Archive for the ‘Photographs’ Category
Today, I celebrate and recognize my ancestors who have served in the U.S. military. I am so proud of them all. Thank you so much for your sacrifice. And thank you so much for leaving me a paper trail;)
My granddad, Luther Holt, World War II:
My maternal great -uncles, James and George Springer, World War II:
My paternal great-uncles, Waldon and Wellington Waters, World War II:
And Donald Waters, the Korean War:
My maternal great-grandfather, Lawson Holt, World War I:
And, of course I do not have a picture, but my ancestor Henry Holt who served and died during the U.S. Civil War, 55th Infantry.
I salute you all and honor you on this day and everyday!
My granddad Luther Holt and his aunt Magnolia (Nola) Bradley, ca. 1928, Chester County, TN.
My great-grandmother had several fascinating pictures of black World War I soldiers. Most were unnamed, but a few had partial names written on them. This one said “MMomon” on the back. After searching LOST for many years, I finally figured out that my great-grandmother’s biological mother had the last name “Merriman”. Because of the resemblance and the surname, I suspect this is possibly a half-brother of my great-grandmother.
I thought I’d post pictures from a wonderful black history tour I took in Boston a few years ago–if you’re there, check it out. I had no idea of the depth of black history that is in Boston–lots of famed black abolitionists and stops on the Underground Railroad, especially up on Beacon Hill. We toured the Granary Burial Ground, one of the oldest in the nation. The remains of the victims of the Boston massacre are there, including the black (and possibly native american) man, Crispus Attucks. Paul Revere is here, along with 3 signers of the Declaration and a huge mountain of a tombstone for Benjamin Franklin’s parents. Before this tour, I’d never seen headstones from the 1600/1700s before.
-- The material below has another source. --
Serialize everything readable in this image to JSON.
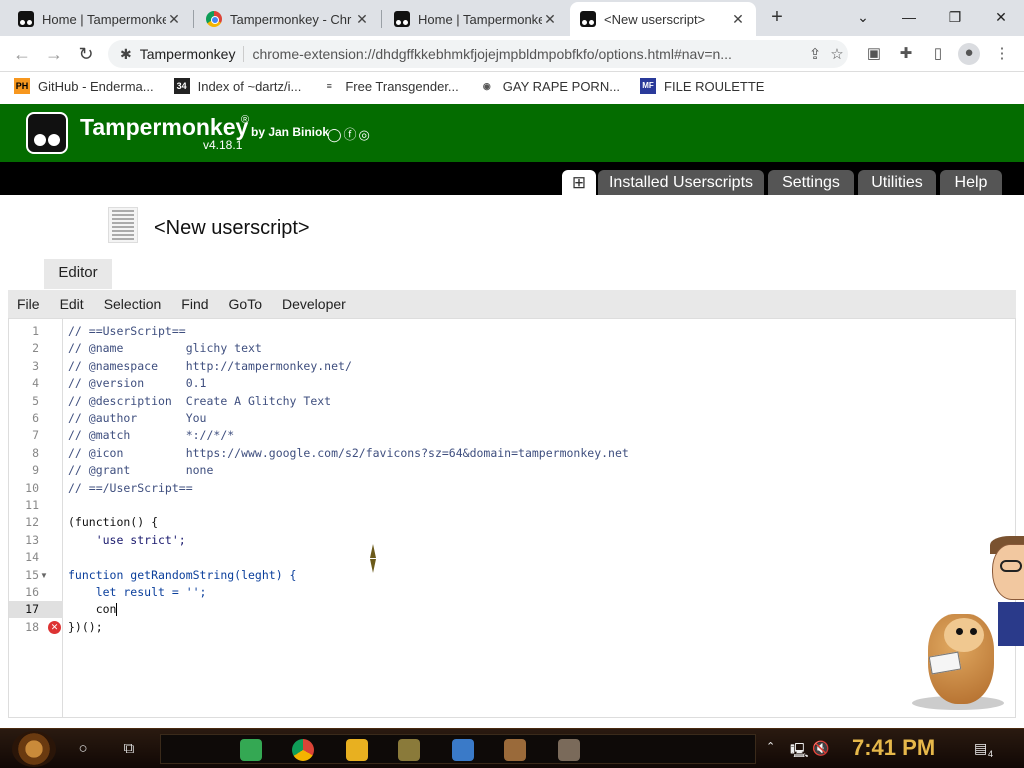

In addition to my love of old photographs of people, I have found I really like photos that show some social history. This was in my great-grandmother’s possession, and she had an aunt who married a Sol Bradley. So, I am not sure, but perhaps she is the “Mrs. S.B. Bradley” who owned the store shown in this postcard also? She traveled away from Tennessee a lot and I was amazed to find that Red Bird was one of those all-black towns in Oklahoma. I love this photo…this is probably what an early 20th century, black-owned country store looked like. Pretty neat, huh?
This is my cousin, Theodore Prather (gloriously aged 94) standing in front of his mother’s headstone (Sarah Copelin) in Montgomery County, MD. Sarah is actually shown 7th from the left in the picture that heads my blog above. Those are members of the Prather family. My grandmother is on the far right end. We are having almost a 200-person reunion in 2 weeks that the family has been planning for about 5 months. I am sooo excited!